Claiming life insurance benefits takes more effort than you think!
Do you know what type of life insurance policy your loved ones have?
Do you know what company it’s with?
Do you know where to find the original paperwork?
Do you know how a claim can be filed on that policy in the event of a loss?
If you aren’t able to answer yes to all of those questions (and most people aren’t), this is for you. Oftentimes, consumers sign up for life insurance, pay their premium, and assume that their loved ones will receive a check in the mail shortly after they pass away. Unfortunately, that isn’t the case. Most insurance companies have no intention of contacting beneficiaries when the insured person becomes deceased. There’s also the issue of contact information changing and the excuse that the beneficiary can’t be located. This leaves some work for the family to do but it’s not as overwhelming as it may seem.
Chief Financial Officer of the State of Florida Department of Financial Services, Jeff Atwater, is working to implement new processes and procedures to fix this problem. His plan says that soon enough, all insurers will be required to locate beneficiaries and provide their due benefits. If they can’t be found, the unclaimed funds will be turned over to his office (for the state of Florida) to hold on to and continue trying to locate the person it’s intended for.

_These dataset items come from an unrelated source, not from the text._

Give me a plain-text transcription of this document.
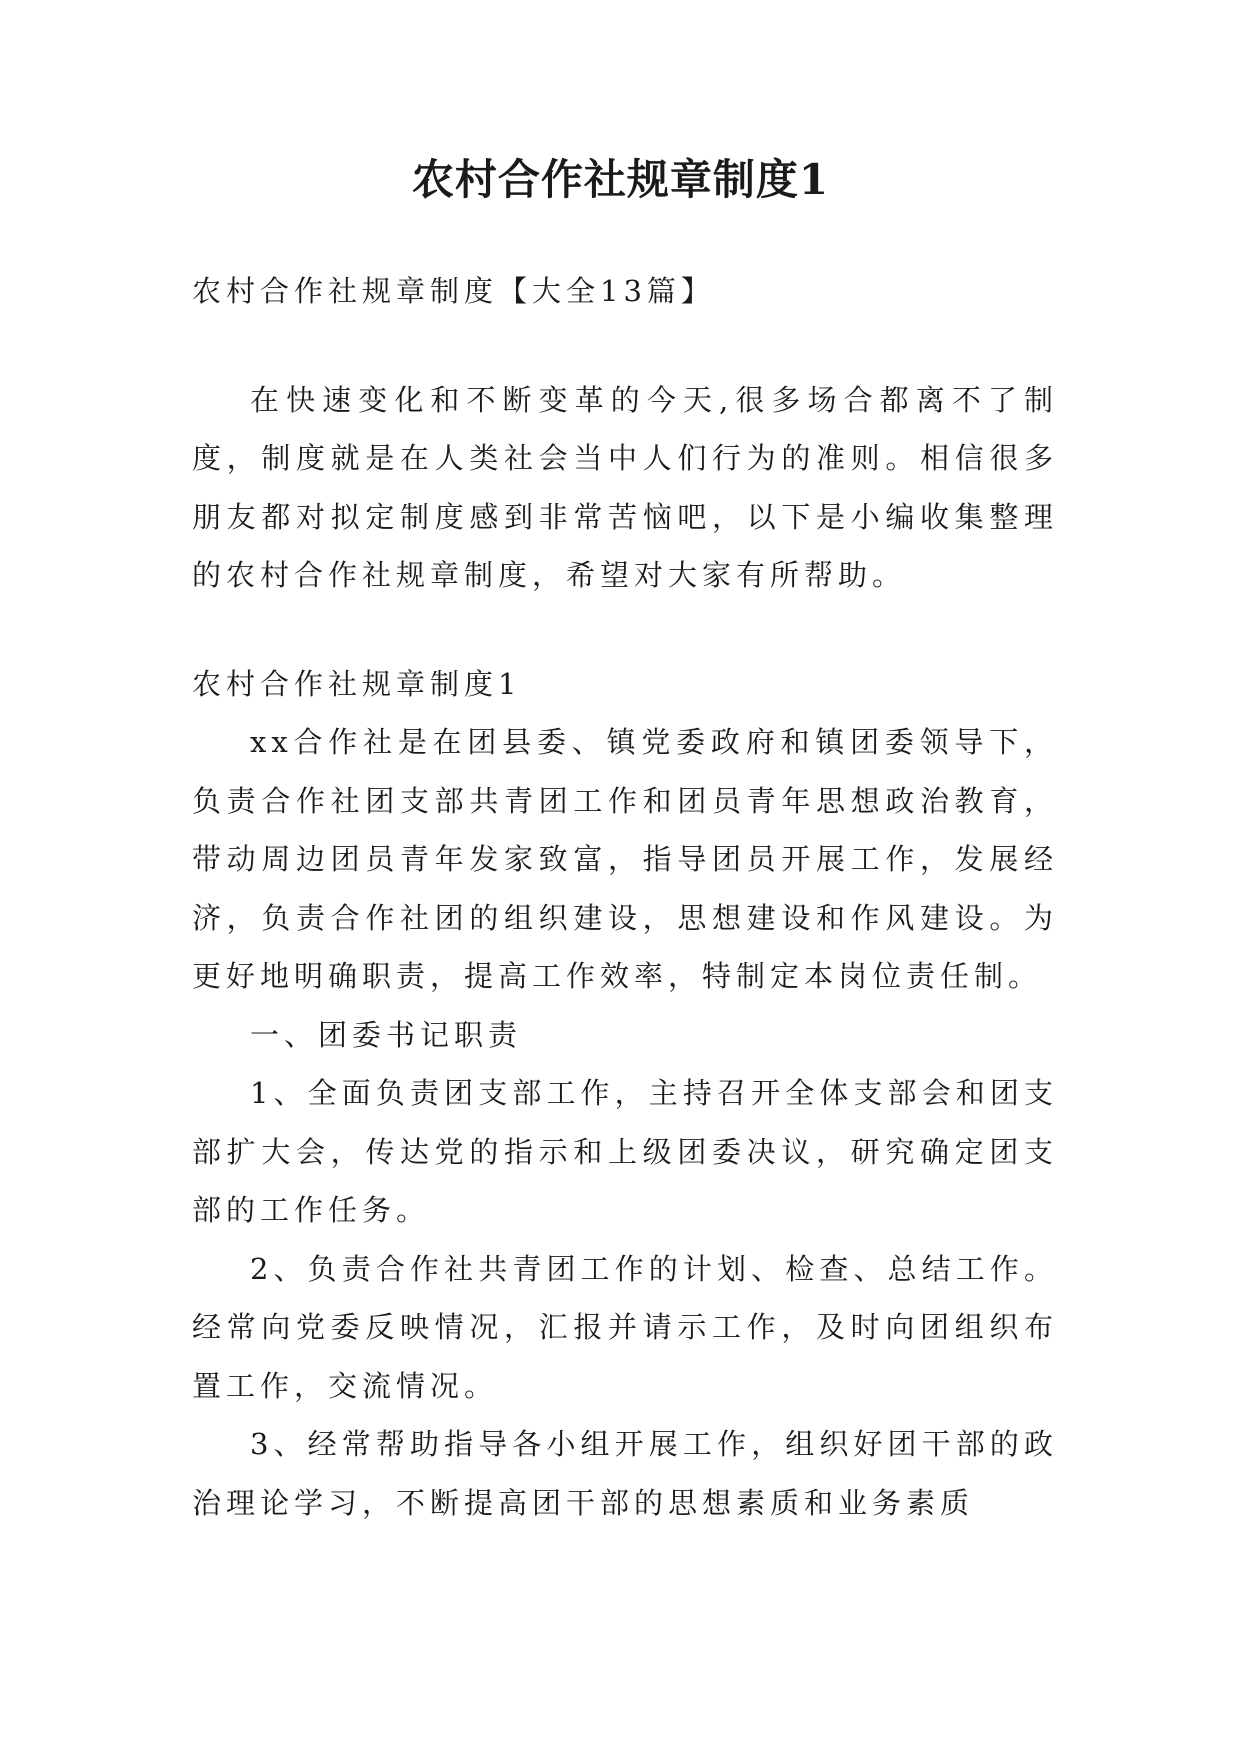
农村合作社规章制度1

农村合作社规章制度【大全13篇】

在快速变化和不断变革的今天,很多场合都离不了制度，制度就是在人类社会当中人们行为的准则。相信很多朋友都对拟定制度感到非常苦恼吧，以下是小编收集整理的农村合作社规章制度，希望对大家有所帮助。

农村合作社规章制度1

xx合作社是在团县委、镇党委政府和镇团委领导下，负责合作社团支部共青团工作和团员青年思想政治教育，带动周边团员青年发家致富，指导团员开展工作，发展经济，负责合作社团的组织建设，思想建设和作风建设。为更好地明确职责，提高工作效率，特制定本岗位责任制。

一、团委书记职责

1、全面负责团支部工作，主持召开全体支部会和团支部扩大会，传达党的指示和上级团委决议，研究确定团支部的工作任务。

2、负责合作社共青团工作的计划、检查、总结工作。经常向党委反映情况，汇报并请示工作，及时向团组织布置工作，交流情况。

3、经常帮助指导各小组开展工作，组织好团干部的政治理论学习，不断提高团干部的思想素质和业务素质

Words of advice: Communicate with your loved ones about the details of your life insurance policy. It’s a tough conversation to have as no one enjoys talking about death but it’s very important. Paying premiums and leaving the insurance company responsible to actually pay out the benefits to your family is not enough. Make copies of paperwork for their records or inform them of your safe place where the documents are kept. If policy details are lost or the beneficiaries are unsure, there are “life policy locator” services such as the Medical Information Bureau that can assist in locating policy information for a fee.